Un rendez-vous reporté depuis deux ans et demi.

Publié le par Guillaume Gamain


Samedi 17 Novembre à 15h. C'est l'heure de mon rendez-vous avec B. Je suis à l'heure. Presque. Un peu en avance et un peu perdu. Cela fait deux ans et demi que je ne suis pas venu ici à Saint-Cloud 92210. Deux ans et demi pour parcourir les six kilomètres qui séparent mon habitation de la sienne. Je suis rassuré : les portes de sa résidence sont ouvertes. La dernière fois (pour les lecteurs assidus de POSITIVE, Pourquoi les morts se couchent-ils tôt ?), elles ne l'étaient pas.


Je me permets d'apporter une précision à la plaque ci-dessus. '"Dans ce cimetière reposent deux cent dix combattants morts pour la France. Et B."


Bien, bien, bien. Comment retrouver la demeure de B. au mileu de ce quartier résidentiel ? La mémoire va me revenir. En attendant, j'admire la bourgeoisie du lieu. Pas un bruit, pas de jeunes en skate, pas de rires. Tout est rangé, arboré, fleuri et propre. Cela me rappelle les abords du lac d'Enghein.


Dans la résidence de B., on a pensé à tout. La résidence parfaite. Les chiens ont leurs toilettes, à droite bien sûr, département des Hauts-de-Seine oblige. Et en plus, ils en sont fiers.


J'avance dans l'allée centrale à la recherche de quelqu'un ou quelque chose qui pourrait me renseigner, me dire où habite B.. Je regarde sur ma gauche. Rien. A part, le ciel qui menace de me tomber dessus alors que je suis déjà perdu au milieu des tombes muettes.


A droite ? Idem. Personne pour aider. Pas grave. Je m'arrête un instant et je deviens le spectacteur d'un combat hors du commun entre la lumière douce du soleil et les ténèbres du ciel qui luttent pour sauver ou bannir quelques âmes.


J'aime cet endroit de plus en plus. Quel luxe ! Ici, même les poubelles ont le droit à une pierre tombale.
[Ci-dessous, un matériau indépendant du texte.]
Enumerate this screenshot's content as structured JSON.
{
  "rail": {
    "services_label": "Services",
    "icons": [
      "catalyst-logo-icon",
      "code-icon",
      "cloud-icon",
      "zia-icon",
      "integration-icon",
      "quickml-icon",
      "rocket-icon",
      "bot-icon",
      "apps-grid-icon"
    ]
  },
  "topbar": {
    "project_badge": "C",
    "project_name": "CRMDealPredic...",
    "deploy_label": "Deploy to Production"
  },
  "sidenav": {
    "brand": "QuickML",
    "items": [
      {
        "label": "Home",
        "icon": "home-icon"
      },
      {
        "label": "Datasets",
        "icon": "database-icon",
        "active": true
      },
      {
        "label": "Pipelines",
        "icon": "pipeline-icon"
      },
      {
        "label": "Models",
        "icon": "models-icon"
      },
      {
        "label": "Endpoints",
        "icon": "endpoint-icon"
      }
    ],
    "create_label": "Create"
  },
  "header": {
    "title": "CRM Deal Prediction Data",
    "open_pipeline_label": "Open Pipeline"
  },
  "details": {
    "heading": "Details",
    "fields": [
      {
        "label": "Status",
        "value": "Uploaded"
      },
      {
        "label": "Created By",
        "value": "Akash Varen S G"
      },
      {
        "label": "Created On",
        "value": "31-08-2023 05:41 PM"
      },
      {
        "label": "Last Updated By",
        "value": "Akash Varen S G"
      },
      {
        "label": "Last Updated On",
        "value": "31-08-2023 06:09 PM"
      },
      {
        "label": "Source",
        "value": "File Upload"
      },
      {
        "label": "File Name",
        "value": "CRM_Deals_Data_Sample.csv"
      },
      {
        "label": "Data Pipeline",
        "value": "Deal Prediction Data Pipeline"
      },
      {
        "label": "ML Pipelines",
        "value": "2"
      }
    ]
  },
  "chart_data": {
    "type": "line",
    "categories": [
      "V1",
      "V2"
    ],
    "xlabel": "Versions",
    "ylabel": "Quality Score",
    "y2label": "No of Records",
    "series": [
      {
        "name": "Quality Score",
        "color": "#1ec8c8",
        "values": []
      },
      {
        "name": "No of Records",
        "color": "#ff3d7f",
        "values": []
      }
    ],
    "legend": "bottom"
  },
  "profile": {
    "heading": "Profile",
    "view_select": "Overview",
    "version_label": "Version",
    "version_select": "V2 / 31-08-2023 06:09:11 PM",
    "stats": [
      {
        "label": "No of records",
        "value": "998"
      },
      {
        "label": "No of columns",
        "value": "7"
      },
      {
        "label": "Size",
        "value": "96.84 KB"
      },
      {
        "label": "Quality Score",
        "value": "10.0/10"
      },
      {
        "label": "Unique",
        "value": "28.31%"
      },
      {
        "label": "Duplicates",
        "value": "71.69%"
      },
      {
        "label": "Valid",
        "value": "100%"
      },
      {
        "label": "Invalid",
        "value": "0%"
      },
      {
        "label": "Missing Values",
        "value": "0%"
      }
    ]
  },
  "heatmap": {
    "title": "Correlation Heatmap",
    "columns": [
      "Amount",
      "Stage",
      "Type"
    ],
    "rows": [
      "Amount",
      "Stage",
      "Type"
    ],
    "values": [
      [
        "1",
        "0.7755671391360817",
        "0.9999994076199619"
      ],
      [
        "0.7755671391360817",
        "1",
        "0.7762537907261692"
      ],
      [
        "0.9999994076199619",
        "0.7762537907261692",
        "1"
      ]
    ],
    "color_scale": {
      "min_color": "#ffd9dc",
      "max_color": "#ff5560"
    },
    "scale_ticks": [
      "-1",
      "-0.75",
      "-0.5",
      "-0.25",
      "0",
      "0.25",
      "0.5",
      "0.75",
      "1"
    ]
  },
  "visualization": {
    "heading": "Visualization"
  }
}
Soudain, ce luxe me met mal à l'aise. J'aurais pu mettre des chaussures propres et cirés pour visiter B.. D'autant que je sais très bien qu'il sera en costume élégant. Quel petit con irrespectueux je suis !


Je tombe enfin sur trois pavillons accueillants. Je m'empresse de frapper à leur porte pour demander mon chemin. Pas de réponse. Un silence de mort qui me pousse tout aussi silencieusement à penser que les Triboulet, Bockairy et Anonyme sont des bourgeois peu serviables et que je trouverai B. seul.


Un kilomètre à pied, ça use, ça use. Un kilomètre à pied, ça use les pensées. Deux kilomètres à pied, ça use...


Le bout du chemin/tunnel n'est plus très loin.  Boum boum, boum boum, boum boum, boum boum.



Deux ans et demi sont passés. J'aurais dû venir plus tôt. Je ne pouvais pas. J'avais toujours une excellente mauvaise raison de ne pas me libérer. Je n'étais pas libre. je n'étais pas libéré. 
B., je n'ose pas te demander si tu vas bien. Comment peux tu, peut-on, vivre et être heureux dans ce bloc de béton. Je comprends mieux pourquoi les palais sont en marbre plutôt qu'en béton.

Deux ans et demi sont passés. J'espère que tu auras encore un peu de patience pour attendre une nouvelle décoration de ton lieu de vie. Je m'en occupe. Et cela avant les deux années et demi à venir.


Salut B.


Madame, monsieur, je vous prie de pardonner mon geste. j'ai volé un bouquet de fleurs en plastique dans la jardinière de votre tombeau. Je voulais venir voir B. les mains vides et le coeur plein, mais je ne pouvais partir sans lui offrir quelque chose qui égayerait un peu son triste habitat. Merci de votre compréhension. Cordialement, G.